2つ目は、「知」と「情」といいますか、数値とイズムの両方をバランス良く実践されています。 たとえば本書の顧客ポートフォリオのようなデータを重視し、正確な状況を把握することが「知」だとすれば、 「情」の部分として、DMやお電話など顧客と接する場面では「どれだけ一人のお客様を大事にするか」 という視点を持って行われています。たとえば、これはマーケティングから外れますが、 顧客対応では、すべて自社で対応し、電話の前でおじぎを実際にするくらい 丁寧に対応するのだということが教えられています。

3つ目は、さきほどの点にも関連しますが、顧客ポートフォリオにも象徴されるような 「継続性」に重点をおいている点です。「どれだけ永い期間、お付き合いいただいているか?」 ということに重点を置いているので、「売って、それで終わり」ということがないのが特徴だと思います。

5、本書の帯には現在、顧客ポートフォリオを多くの企業が取り入れはじめていると書かれていますが、 何故、今、受け入れられているのでしょうか?

この不況下で新規客の集客が難しくなったことが最も大きい要因だと思います。 本にもありますが、新規集客のコストが10年前の約10倍のコストがかかるようになったと いうデータもあります。そのために既存客の維持という視点が改めて見直されるようになってきたのでしょう。

6、本書は図表やデータが多く掲載されており、とても分かりやすく読めると思いました。 本書を執筆するにあたり、最も工夫した点、気を使った点はどのようなところですか?

顧客ポートフォリオ理論の一番のネックは、「複雑に感じてしまう可能性がある」ということでした。 そこで脳がどのような状態であれば興味がキープできるか、あるいは納得できるかをベースの考えとして、 わたしだけでなく複数の方のご意見を聞きながら「わかりやすい」ものを作りました。 いわば作家が作った本ではなく、プロジェクトチームが作った本だといえると思います。

具体的にいえば、
1.エッセンスを凝縮し、意図してできるだけ薄く作りました。
これは、脳は「薄くて・軽い」本は「内容も簡単だろう」と判断する傾向があるからです。

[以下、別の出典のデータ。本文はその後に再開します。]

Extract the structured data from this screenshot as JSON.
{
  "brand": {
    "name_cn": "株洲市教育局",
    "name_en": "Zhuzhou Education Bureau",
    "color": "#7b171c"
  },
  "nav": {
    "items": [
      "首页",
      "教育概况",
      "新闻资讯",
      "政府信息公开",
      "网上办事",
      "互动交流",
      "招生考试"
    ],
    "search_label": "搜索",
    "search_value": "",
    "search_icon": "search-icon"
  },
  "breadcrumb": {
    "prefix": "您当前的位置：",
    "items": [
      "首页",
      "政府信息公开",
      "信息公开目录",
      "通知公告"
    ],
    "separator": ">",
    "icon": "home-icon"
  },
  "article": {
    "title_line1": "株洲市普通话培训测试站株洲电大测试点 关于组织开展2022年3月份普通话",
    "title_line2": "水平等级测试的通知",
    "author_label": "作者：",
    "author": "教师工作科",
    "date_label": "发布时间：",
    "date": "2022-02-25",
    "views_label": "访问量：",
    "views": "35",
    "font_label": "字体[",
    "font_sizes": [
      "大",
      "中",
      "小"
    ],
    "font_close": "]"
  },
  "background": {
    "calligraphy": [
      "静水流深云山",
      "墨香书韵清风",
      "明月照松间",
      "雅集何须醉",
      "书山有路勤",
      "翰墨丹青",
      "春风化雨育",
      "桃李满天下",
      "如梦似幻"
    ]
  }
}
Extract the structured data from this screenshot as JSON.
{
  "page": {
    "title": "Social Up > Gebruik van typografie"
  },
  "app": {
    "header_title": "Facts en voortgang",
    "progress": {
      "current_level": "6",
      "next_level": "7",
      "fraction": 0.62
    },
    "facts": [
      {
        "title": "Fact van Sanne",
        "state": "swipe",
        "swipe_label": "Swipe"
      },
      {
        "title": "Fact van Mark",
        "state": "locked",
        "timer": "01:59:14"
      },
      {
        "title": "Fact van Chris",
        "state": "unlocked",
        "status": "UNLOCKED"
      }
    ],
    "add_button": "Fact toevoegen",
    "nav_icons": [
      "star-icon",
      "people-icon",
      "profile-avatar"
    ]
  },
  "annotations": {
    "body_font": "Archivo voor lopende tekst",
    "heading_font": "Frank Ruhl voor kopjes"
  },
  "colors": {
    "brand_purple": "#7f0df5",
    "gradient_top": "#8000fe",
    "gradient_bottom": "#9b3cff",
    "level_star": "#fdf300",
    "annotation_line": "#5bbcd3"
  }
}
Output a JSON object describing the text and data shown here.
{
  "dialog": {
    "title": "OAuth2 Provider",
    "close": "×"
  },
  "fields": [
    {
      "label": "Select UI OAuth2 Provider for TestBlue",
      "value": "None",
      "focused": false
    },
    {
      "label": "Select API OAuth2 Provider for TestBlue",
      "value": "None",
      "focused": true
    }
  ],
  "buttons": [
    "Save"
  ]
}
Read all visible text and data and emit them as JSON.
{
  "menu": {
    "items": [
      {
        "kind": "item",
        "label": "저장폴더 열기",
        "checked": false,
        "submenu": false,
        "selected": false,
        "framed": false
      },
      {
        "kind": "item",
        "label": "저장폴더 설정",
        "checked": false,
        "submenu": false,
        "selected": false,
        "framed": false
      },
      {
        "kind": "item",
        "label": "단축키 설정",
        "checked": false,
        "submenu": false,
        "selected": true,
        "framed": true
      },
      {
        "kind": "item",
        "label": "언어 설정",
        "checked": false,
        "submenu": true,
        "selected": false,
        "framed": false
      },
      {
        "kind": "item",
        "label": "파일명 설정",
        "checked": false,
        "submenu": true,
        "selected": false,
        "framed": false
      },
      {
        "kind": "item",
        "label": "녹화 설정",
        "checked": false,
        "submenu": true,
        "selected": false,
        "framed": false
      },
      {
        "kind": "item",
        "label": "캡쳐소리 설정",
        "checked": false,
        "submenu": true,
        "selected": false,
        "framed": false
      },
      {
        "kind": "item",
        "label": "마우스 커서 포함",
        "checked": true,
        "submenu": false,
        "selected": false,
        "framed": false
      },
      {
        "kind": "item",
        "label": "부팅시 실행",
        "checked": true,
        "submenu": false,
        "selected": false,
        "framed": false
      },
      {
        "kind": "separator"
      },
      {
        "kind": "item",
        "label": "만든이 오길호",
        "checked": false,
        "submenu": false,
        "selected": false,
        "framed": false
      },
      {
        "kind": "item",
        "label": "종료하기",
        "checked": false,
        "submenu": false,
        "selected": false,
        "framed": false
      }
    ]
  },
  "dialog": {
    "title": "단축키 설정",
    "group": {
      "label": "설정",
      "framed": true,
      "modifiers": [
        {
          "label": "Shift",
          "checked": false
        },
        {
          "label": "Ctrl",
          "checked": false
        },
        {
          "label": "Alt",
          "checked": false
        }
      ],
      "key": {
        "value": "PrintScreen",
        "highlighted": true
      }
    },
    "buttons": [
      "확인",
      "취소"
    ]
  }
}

2.リピート顧客倍増実践会の会員さんの社員さんの誰もが読んでもわかるように用語から表現まで、 できるだけ簡単でわかりやすいものを作りました。
特に新卒の23歳ぐらいの方やパートさんで マーケティングを知らない方でも、実践できるようにという配慮から構成されています。 具体的には、用語でいえば「よちよち客」は、やずやさんでは「未開発顧客」といわれているのですが、 このような用語一つ一つまで検討して作成しました。

3.左脳と右脳が同時に働くような構成にしています。
具体的には、ロジックや実証の数字などの左脳的部分や歴史的背景のストーリーの右脳的(感情的)部分を バランスよく構成したことで、どのタイプの方でも最後まで読み進められるものにしています。

4.さらに解決策の部分も、実際の行動レベルまでの回答を提示してある、ということも工夫した点です。

7、本書に書かれていることを実践する上で、最も重要なことは何だと思いますか?

まずは、考え方を理解するということでしょう。 たとえば、本書に顧客維持コストは、費用ではなく、投資と考えるという言葉が出てきます。 このように手法というのは、その背景にある考え方を理解しない限り「確信を持って実行する」ことはできないでしょう。

8、この世界的な不況の中で、多くの中小企業も非常に経営が不安定になっていると思われます。 中小企業が生き残っていくには、どのような策を講じればよいのでしょうか。

わたしがすべての答えを持っているわけではありませんが、 もし商品が、今の時代に存在する価値があるという前提でお話すれば、 まずは「不況が原因ではない部分」つまり顧客とのコミュニケーションがおかしかったことで 業績が落ちていた部分を見直すことからはじめる必要があるでしょう。 なぜなら、新規客が流出したことは、不況とは関係なく自社のコミュニケーションの問題だからです。 また、すべてのビジネスの出発点は、顧客しかありませんから、当然、顧客との関係性を見直すことが重要です。 不況は、そのチャンスなのだともいえるかもしれません。

9、本書をどのような方々に読んで頂きたいですか?

次の時代を積極的に切り開いていこうという気概をもった経営者、 あるいはマーケティング担当者の方に読んでいただきたいのは当然ですが、 昔の日本の良さの一つだった、できるだけ長期的な視点をもった「お付き合いの継続性」を重んじる経営スタイルが、 今後、日本の中小企業にも浸透していくなら、本書を出版した意味があったと思います。